Virologic failure during treatment and relapse post-treatment: Virologic failure can occur during and after treatment with LIVTENCITY. Virologic relapse during the post-treatment period usually occurred within 4-8 weeks after treatment discontinuation. Some maribavir pUL97 resistance-associated substitutions confer cross-resistance to ganciclovir and valganciclovir. CMV DNA levels should be monitored and resistance mutations should be investigated in patients who do not respond to treatment. Treatment should be discontinued if maribavir resistance mutations are detected.

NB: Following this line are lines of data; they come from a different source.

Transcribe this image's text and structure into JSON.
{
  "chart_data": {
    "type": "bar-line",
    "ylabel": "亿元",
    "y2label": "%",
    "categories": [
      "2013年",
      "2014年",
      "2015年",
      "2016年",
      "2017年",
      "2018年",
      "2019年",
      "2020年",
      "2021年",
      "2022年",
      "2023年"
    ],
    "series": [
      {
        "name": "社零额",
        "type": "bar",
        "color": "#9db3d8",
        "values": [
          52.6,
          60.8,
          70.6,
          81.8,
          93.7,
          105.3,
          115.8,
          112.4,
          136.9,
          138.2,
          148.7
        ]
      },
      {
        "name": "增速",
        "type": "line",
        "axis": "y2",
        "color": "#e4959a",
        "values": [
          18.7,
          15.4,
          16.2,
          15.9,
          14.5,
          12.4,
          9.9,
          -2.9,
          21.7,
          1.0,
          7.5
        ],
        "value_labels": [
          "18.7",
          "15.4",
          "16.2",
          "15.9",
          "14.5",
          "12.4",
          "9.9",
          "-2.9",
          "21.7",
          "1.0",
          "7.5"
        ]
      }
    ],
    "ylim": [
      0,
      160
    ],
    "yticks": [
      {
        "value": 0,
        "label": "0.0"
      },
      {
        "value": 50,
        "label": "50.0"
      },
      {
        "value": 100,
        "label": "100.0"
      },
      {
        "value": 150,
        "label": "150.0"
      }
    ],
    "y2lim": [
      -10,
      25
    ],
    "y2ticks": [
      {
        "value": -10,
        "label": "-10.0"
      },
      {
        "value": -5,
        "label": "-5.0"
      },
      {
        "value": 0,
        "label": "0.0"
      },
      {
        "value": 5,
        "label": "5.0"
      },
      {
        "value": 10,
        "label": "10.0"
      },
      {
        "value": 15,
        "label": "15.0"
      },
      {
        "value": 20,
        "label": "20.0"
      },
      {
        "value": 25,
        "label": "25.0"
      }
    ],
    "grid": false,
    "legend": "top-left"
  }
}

CMV disease with CNS involvement: LIVTENCITY was not studied in patients with CMV CNS infection. Based on nonclinical data, CNS penetration of maribavir is expected to be low compared to plasma levels (see Pharmacology: Pharmacokinetics and Toxicology: Preclinical safety data under Actions). Therefore, LIVTENCITY is not expected to be effective in treating CMV CNS infections (e.g. meningo-encephalitis).
Use with immunosuppressants: LIVTENCITY has the potential to increase the concentrations of immunosuppressants that are cytochrome P450 (CYP)3A/P-gp substrates with narrow therapeutic margins (including tacrolimus, cyclosporine, sirolimus and everolimus). The plasma levels of these immunosuppressants must be frequently monitored throughout treatment with LIVTENCITY, especially following initiation and after discontinuation of LIVTENCITY, and doses should be adjusted, as needed (see Interactions, Adverse Reactions and Pharmacology: Pharmacokinetics under Actions).
Risk of adverse reactions or reduced therapeutic effect due to medicinal product interactions: The concomitant use of LIVTENCITY and certain medicinal products may result in known or potentially significant medicinal product interactions, some of which may lead to: possible clinically significant adverse reactions from greater exposure of concomitant medicinal products; reduced therapeutic effect of LIVTENCITY.
See Table 6 for steps to prevent or manage these known or potentially significant medicinal product interactions, including dosing recommendations (see Contraindications and Interactions).
Sodium content: This medicinal product contains less than 1 mmol sodium (23 mg) per tablet, that is to say essentially 'sodium-free'.
Effects on ability to drive and use machines: LIVTENCITY has no influence on the ability to drive and use machines.